Genes e germes da esperteza

Marcelo Leite
editor de Ciência

Na semana que passou, uma notícia de grande e longo impacto no mundo da biotecnologia foi ofuscada por outra de efeito mais bombástico, no campo da mudança climática global: o provável desembarque da Rússia do Protocolo de Kyoto, o tratado que tenta criar metas de corte nas emissões, pelo homem, de gases que agravam o efeito estufa.
O rompante anticlimático do Kremlin contou, porém, com a devida atenção. O que recebeu menos destaque foi o anúncio feito na Alemanha de que o Escritório Europeu de Patentes concedeu uma dessas proteções amplas para técnicas de engenharia genética que fazem ambientalistas e adversários das biotecnologias subirem nas tamancas.

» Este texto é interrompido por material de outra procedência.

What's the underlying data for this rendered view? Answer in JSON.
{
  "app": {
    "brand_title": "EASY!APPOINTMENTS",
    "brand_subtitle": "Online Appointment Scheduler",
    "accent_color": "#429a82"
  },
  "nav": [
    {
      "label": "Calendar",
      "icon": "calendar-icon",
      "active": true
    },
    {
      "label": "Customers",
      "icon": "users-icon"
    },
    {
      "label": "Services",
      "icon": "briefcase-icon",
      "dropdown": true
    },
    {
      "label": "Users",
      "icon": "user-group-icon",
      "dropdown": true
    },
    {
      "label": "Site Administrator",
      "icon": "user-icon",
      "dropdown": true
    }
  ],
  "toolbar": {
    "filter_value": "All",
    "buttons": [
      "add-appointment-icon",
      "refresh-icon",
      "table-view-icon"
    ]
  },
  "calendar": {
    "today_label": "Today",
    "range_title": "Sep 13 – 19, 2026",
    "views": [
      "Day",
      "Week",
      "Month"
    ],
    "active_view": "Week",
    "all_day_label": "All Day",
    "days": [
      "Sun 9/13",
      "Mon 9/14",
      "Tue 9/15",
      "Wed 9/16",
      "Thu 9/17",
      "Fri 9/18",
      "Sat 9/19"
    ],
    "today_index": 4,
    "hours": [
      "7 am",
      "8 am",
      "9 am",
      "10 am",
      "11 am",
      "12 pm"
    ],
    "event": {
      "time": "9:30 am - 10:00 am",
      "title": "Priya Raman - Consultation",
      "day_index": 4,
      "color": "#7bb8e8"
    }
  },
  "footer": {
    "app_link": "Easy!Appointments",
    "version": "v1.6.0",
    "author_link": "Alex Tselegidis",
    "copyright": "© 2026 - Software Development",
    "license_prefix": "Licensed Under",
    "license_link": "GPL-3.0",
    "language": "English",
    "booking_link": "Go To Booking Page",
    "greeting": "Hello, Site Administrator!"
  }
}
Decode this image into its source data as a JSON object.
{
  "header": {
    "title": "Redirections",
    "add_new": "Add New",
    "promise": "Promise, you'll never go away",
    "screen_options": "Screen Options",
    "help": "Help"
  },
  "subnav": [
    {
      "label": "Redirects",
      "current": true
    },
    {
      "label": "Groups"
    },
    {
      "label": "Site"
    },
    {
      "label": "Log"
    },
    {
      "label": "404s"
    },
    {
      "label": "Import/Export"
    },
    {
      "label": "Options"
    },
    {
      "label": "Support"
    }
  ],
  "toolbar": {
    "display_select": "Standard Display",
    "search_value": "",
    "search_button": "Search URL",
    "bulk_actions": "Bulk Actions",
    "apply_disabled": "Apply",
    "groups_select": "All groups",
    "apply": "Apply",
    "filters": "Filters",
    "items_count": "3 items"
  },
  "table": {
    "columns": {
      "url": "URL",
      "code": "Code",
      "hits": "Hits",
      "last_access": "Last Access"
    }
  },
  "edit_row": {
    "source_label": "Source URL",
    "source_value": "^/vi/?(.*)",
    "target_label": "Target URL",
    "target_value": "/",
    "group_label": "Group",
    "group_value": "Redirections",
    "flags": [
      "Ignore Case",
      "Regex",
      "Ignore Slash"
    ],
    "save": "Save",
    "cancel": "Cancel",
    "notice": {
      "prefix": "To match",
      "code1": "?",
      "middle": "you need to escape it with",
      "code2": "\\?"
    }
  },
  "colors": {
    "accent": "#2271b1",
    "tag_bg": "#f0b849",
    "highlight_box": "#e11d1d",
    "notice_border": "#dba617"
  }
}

Na realidade, o anúncio havia sido feito na semana anterior e passado um tanto despercebido. A patente fora concedida à principal instituição de pesquisa alemã, a Sociedade Max Planck (conhecida pela abreviação MPG, em alemão), e dava cobertura a um dos procedimentos mais precisos para modificar genes de plantas, empregando a Agrobacterium tumefaciens. Ato contínuo, a MPG firmou com a empresa Bayer CropScience um acordo de licenciamento que dava à companhia exclusividade sobre a tecnologia.
"Tecnologia" é modo de dizer. Embora as principais agências patentárias do mundo já tenham firmado uma espécie de jurisprudência sobre a patenteabilidade de mecanismos biológicos e mesmo de microrganismos inteiros, no caso foi a capacidade natural dessa bactéria de solo de infectar plantas que ganhou proteção como propriedade intelectual. Algo "inventado" pelo germe e apenas descoberto pelos cientistas da MPG.

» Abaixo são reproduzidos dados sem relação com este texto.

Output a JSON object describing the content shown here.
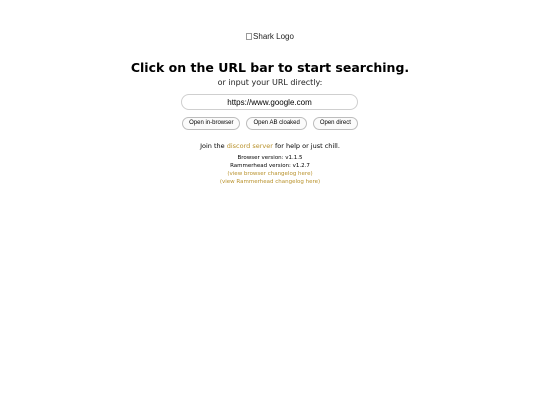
{
  "logo": {
    "alt_text": "Shark Logo"
  },
  "title": "Click on the URL bar to start searching.",
  "subtitle": "or input your URL directly:",
  "url_input": {
    "value": "https://www.google.com"
  },
  "buttons": {
    "open_in_browser": "Open in-browser",
    "open_ab_cloaked": "Open AB cloaked",
    "open_direct": "Open direct"
  },
  "join": {
    "prefix": "Join the ",
    "link_text": "discord server",
    "suffix": " for help or just chill."
  },
  "versions": {
    "browser_version": "Browser version: v1.1.5",
    "rammerhead_version": "Rammerhead version: v1.2.7",
    "browser_changelog_link": "(view browser changelog here)",
    "rammerhead_changelog_link": "(view Rammerhead changelog here)"
  },
  "colors": {
    "link": "#b8912b",
    "background": "#ffffff",
    "text": "#000000"
  }
}
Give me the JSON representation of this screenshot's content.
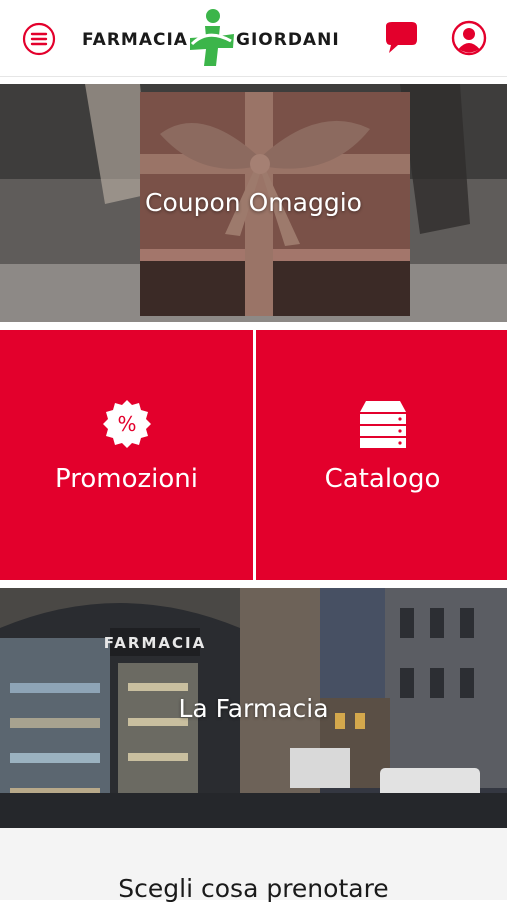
{
  "header": {
    "brand_left": "FARMACIA",
    "brand_right": "GIORDANI",
    "menu_icon": "hamburger-menu-icon",
    "chat_icon": "chat-bubble-icon",
    "user_icon": "user-profile-icon"
  },
  "panels": {
    "coupon": {
      "label": "Coupon Omaggio"
    },
    "promozioni": {
      "label": "Promozioni",
      "icon": "percent-badge-icon"
    },
    "catalogo": {
      "label": "Catalogo",
      "icon": "catalog-drawers-icon"
    },
    "farmacia": {
      "label": "La Farmacia"
    }
  },
  "booking": {
    "title": "Scegli cosa prenotare"
  },
  "colors": {
    "brand_red": "#e3002c",
    "brand_green": "#3cb54a"
  }
}
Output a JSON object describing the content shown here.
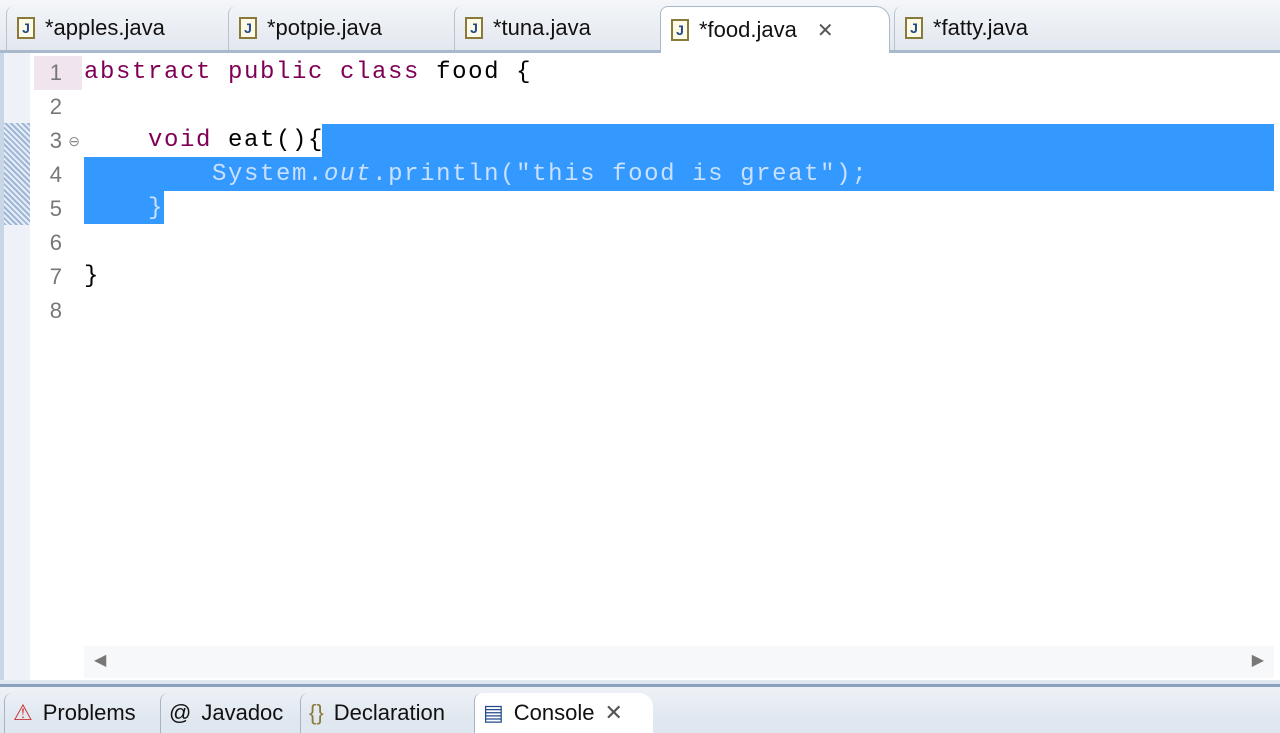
{
  "tabs": [
    {
      "label": "*apples.java",
      "icon": "java-file-icon"
    },
    {
      "label": "*potpie.java",
      "icon": "java-file-icon"
    },
    {
      "label": "*tuna.java",
      "icon": "java-file-icon"
    },
    {
      "label": "*food.java",
      "icon": "java-file-icon",
      "active": true,
      "close": "✕"
    },
    {
      "label": "*fatty.java",
      "icon": "java-file-icon"
    }
  ],
  "java_icon_letter": "J",
  "line_numbers": [
    "1",
    "2",
    "3",
    "4",
    "5",
    "6",
    "7",
    "8"
  ],
  "code": {
    "l1_kw": "abstract public class",
    "l1_rest": " food {",
    "l3_kw": "    void",
    "l3_rest": " eat(){",
    "l4": "        System.",
    "l4_italic": "out",
    "l4_rest": ".println(\"this food is great\");",
    "l5": "    }",
    "l7": "}"
  },
  "selection_color": "#3399ff",
  "keyword_color": "#7f0055",
  "scroll": {
    "left": "◀",
    "right": "▶"
  },
  "bottom_tabs": [
    {
      "label": "Problems",
      "icon": "⚠"
    },
    {
      "label": "Javadoc",
      "icon": "@"
    },
    {
      "label": "Declaration",
      "icon": "{}"
    },
    {
      "label": "Console",
      "icon": "▤",
      "close": "✕"
    }
  ]
}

Ao infectar plantas, a A. tumefaciens provoca a multiplicação de células vegetais e o surgimento do tumor conhecido como galha da coroa (limite entre tronco e raiz), em cujo interior a bactéria pode proliferar. O microrganismo enxerta genes nas células do vegetal, que o fazem produzir as substâncias especificadas nessas sequências genéticas e indutoras do tumor. O agente da inserção é um tipo de DNA circular conhecido como plasmídio Ti (do inglês "tumor-inducing").

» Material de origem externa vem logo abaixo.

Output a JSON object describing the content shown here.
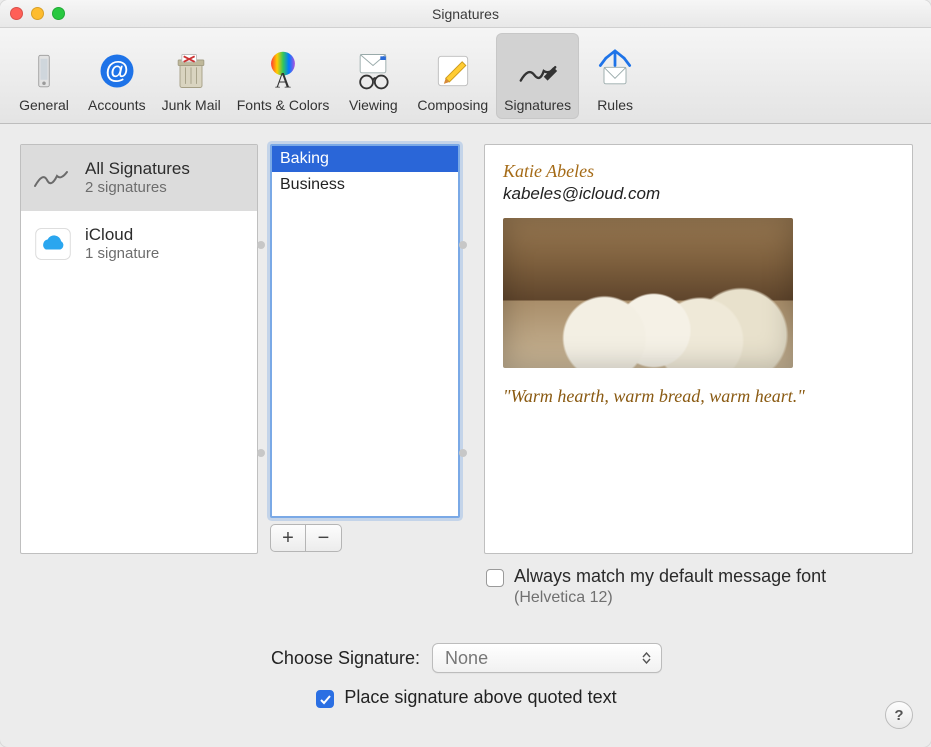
{
  "window": {
    "title": "Signatures"
  },
  "toolbar": {
    "items": [
      {
        "label": "General"
      },
      {
        "label": "Accounts"
      },
      {
        "label": "Junk Mail"
      },
      {
        "label": "Fonts & Colors"
      },
      {
        "label": "Viewing"
      },
      {
        "label": "Composing"
      },
      {
        "label": "Signatures"
      },
      {
        "label": "Rules"
      }
    ],
    "selected_index": 6
  },
  "accounts": [
    {
      "title": "All Signatures",
      "subtitle": "2 signatures",
      "selected": true
    },
    {
      "title": "iCloud",
      "subtitle": "1 signature",
      "selected": false
    }
  ],
  "signatures": {
    "items": [
      {
        "name": "Baking",
        "selected": true
      },
      {
        "name": "Business",
        "selected": false
      }
    ]
  },
  "buttons": {
    "add": "+",
    "remove": "−"
  },
  "preview": {
    "name": "Katie Abeles",
    "email": "kabeles@icloud.com",
    "quote": "\"Warm hearth, warm bread, warm heart.\""
  },
  "match_font": {
    "label": "Always match my default message font",
    "note": "(Helvetica 12)",
    "checked": false
  },
  "choose": {
    "label": "Choose Signature:",
    "value": "None"
  },
  "place_above": {
    "label": "Place signature above quoted text",
    "checked": true
  },
  "help": {
    "label": "?"
  }
}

Os biotecnólogos nada mais fazem do que plagiar a esperteza agrobacteriana. Tomam seu plasmídio Ti, retiram as sequências produtoras da galha e enxertam os genes de seu próprio interesse (por exemplo, trechos de DNA que ensinem a planta a produzir inseticida em suas próprias células). O plasmídio vira uma ferramenta, e é claro que alguém teve a idéia de fazê-lo, mas o busílis, o princípio mesmo de seu funcionamento, não é uma invenção humana -não mesmo.
A patente conferida à Bayer encerraria em princípio uma disputa de 20 anos com a Monsanto, que usa e abusa da A. tumefaciens e alega ter desenvolvido independentemente sua própria técnica para criar vegetais transgênicos, como a polêmica soja resistente a herbicida. Segundo reportagem do jornal norte-americano "St. Louis Post-Dispatch", porém, a Monsanto -que tem sede no mesmo Estado de Missouri- entende que o caso não está encerrado. Ao menos nos EUA, as empresas teriam ainda muitas batalhas legais pela frente.
Qualquer que seja o resultado, do lado de cá seria o caso de atentar para duas questões: se é mesmo aceitável essa interpretação de que um mecanismo biológico pode ser patenteado e se é do interesse de todos que uma tecnologia tão fundamental (ainda que polêmica) fique sob o controle de uma única empresa.